Guess it was only a matter of time before this strange little meme started drawing larger attention...

http://music.guardian.co.uk/news/story/0,,2266526,00.html


----------



## crushing (Mar 19, 2008)

Andrew Green said:


> Guess it was only a matter of time before this strange little meme started drawing larger attention...
> 
> http://music.guardian.co.uk/news/story/0,,2266526,00.html


 

LOL!  It's funny how things like that get started.


----------



## Andrew Green (Mar 19, 2008)

yes, the internets are strange places 

Anyways, make sure you check out the interview link at the bottom, Rick has some interesting thoughts on his new fame.


----------



## CoryKS (Mar 19, 2008)

Never liked that song much, but I always get a chuckle when I fall for a Rick Roll.


----------



## shesulsa (Mar 19, 2008)

Andrew Green said:


> yes, the internets are strange places
> 
> Anyways, make sure you check out the interview link at the bottom, Rick has some interesting thoughts on his new fame.


Never been rick-rolled before.


----------



## Andrew Green (Mar 19, 2008)

There is a first time for everything


----------



## Empty Hands (Mar 19, 2008)

shesulsa said:


> Never been rick-rolled before.



Go here for the rather crazy story of someone being rick-rolled for the first time.


----------



## Andrew Green (Mar 19, 2008)

Empty Hands said:


> Go here for the rather crazy story of someone being rick-rolled for the first time.

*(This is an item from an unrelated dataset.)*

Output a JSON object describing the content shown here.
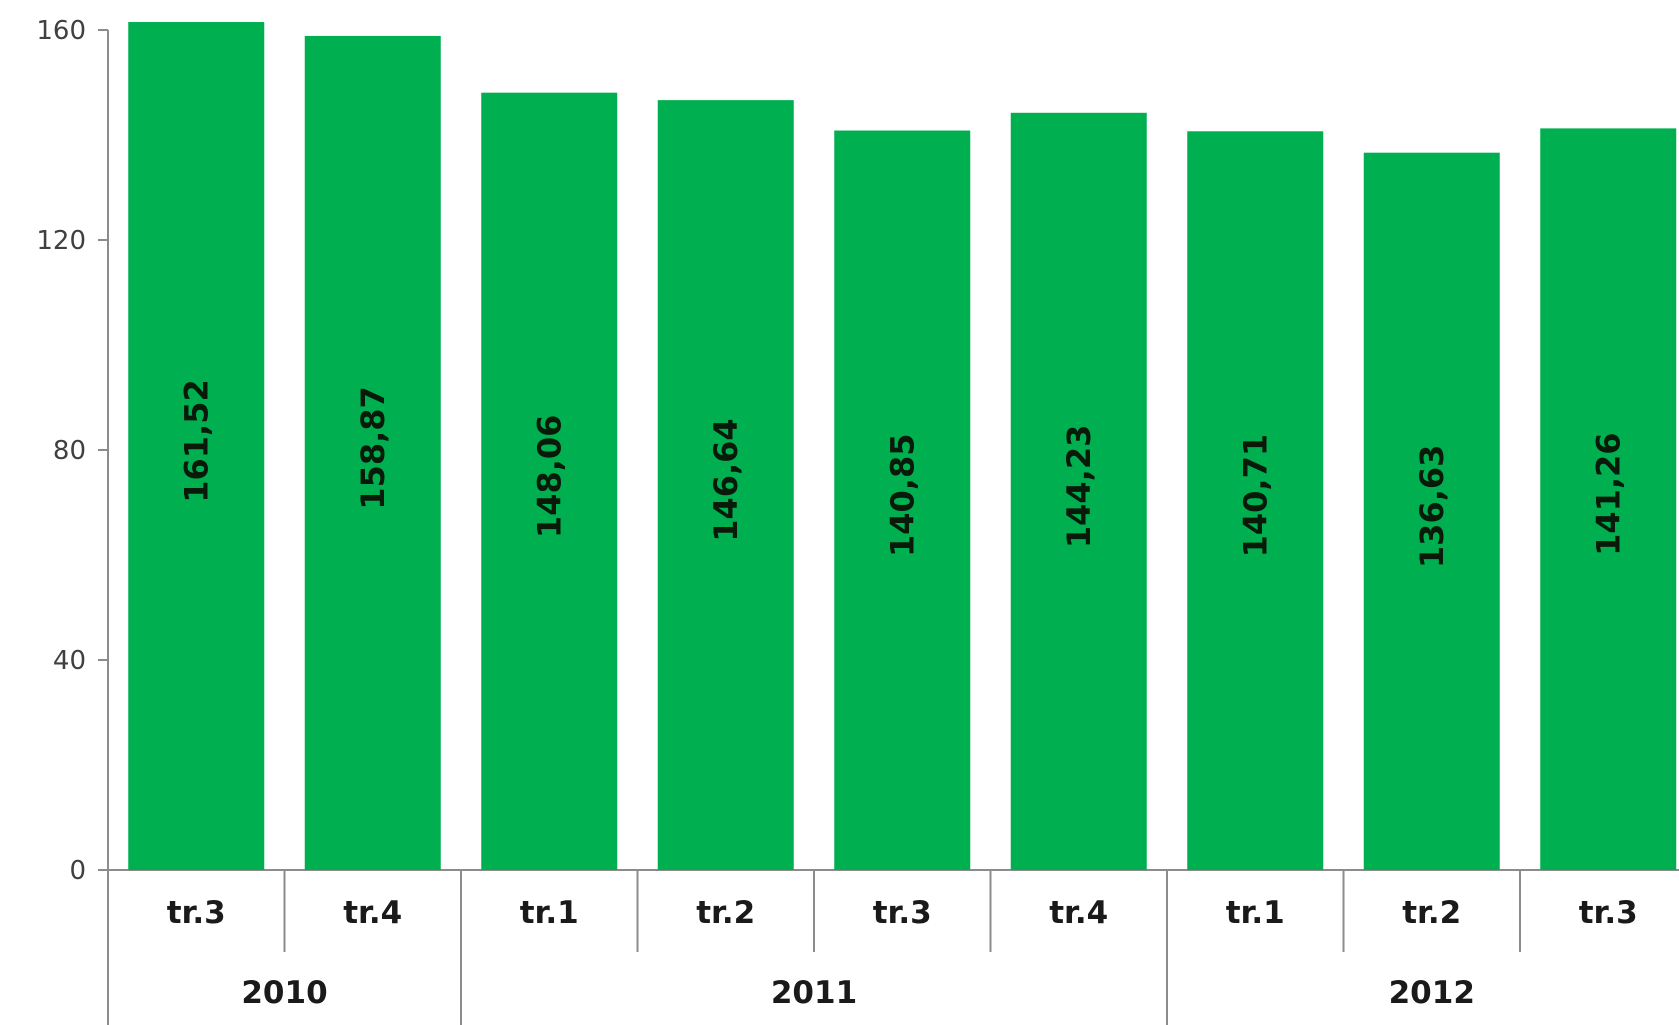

You're not even trying, have to at least disguise the URL or something, a link to youtube is almost definitely a rickroll attempt.

This is a real Rickroll (as mentioned in the article): http://www.anonymousexposed.org/


----------



## Empty Hands (Mar 19, 2008)

Andrew Green said:


> You're not even trying, have to at least disguise the URL or something, a link to youtube is almost definitely a rickroll attempt.

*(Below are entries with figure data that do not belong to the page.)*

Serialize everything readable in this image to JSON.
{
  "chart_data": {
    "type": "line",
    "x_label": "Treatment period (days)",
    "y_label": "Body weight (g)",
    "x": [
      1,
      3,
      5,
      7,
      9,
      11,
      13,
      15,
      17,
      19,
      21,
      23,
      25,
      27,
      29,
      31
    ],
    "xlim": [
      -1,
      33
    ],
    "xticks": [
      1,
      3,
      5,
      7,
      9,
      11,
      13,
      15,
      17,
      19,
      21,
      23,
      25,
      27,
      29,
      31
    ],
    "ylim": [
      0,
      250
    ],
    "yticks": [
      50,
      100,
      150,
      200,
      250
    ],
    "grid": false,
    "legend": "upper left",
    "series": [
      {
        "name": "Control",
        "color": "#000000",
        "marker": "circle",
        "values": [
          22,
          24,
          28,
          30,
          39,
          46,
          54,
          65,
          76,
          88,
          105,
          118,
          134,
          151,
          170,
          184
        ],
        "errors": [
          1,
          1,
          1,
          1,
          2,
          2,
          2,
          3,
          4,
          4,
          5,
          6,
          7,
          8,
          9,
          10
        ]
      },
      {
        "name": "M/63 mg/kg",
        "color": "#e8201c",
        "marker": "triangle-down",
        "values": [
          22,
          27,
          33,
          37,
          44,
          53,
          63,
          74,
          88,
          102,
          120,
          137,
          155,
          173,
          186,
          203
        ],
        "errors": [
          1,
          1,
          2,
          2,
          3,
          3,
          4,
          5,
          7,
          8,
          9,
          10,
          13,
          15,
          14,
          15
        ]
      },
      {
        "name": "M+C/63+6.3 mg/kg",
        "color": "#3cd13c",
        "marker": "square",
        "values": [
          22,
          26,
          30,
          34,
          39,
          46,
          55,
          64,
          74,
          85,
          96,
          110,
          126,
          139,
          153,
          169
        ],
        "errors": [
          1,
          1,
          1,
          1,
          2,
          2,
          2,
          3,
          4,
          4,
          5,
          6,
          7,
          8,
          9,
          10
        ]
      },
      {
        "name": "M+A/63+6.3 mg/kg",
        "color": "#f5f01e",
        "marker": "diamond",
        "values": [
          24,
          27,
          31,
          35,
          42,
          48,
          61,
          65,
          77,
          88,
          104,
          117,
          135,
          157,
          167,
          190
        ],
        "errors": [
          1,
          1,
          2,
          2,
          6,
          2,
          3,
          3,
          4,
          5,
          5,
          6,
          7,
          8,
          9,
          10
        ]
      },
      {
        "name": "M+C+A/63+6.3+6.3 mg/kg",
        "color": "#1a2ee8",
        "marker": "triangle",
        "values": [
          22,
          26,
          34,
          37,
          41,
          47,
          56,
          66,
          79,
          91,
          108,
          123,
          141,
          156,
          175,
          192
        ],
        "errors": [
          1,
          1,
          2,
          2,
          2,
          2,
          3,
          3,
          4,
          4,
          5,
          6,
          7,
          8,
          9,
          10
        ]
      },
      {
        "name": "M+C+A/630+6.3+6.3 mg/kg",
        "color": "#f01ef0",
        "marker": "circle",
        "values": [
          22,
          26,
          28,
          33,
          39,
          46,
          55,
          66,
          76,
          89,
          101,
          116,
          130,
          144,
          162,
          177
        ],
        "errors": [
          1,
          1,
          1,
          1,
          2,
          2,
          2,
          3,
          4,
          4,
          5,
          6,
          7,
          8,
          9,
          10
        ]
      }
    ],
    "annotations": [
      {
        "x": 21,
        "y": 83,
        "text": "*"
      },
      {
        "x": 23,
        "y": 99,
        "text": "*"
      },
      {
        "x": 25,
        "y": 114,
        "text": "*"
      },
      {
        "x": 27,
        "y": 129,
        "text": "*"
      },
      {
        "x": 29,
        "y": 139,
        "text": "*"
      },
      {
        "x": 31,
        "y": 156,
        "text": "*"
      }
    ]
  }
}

Well, she _did _say she was a rick-roll virgin.


----------



## crushing (Mar 19, 2008)

Empty Hands said:


> Go here for the rather crazy story of someone being rick-rolled for the first time.


 
Inside we both know what's been going on
We know the game and we're gonna play it


----------



## newGuy12 (Mar 19, 2008)

I must be getting old.  This seems entirely pointless to me.


----------



## shesulsa (Mar 19, 2008)

Empty Hands said:


> Well, she _did _say she was a rick-roll virgin.


Uh, not after Andrew popped my cherry ....

:uhoh:

*heads for shower*


----------



## Empty Hands (Mar 19, 2008)

newGuy12 said:


> I must be getting old.  This seems entirely pointless to me.



Oh, don't worry, it is entirely pointless.  Just like 4chan, Fark, ebaumsworld, religion, and political arguments.  That doesn't keep it from being fun though.


----------



## Scarey (Mar 21, 2008)

Aaaarrggghhh!!! Rickrolled Agian!!! By An Article About Rickrolling!!


----------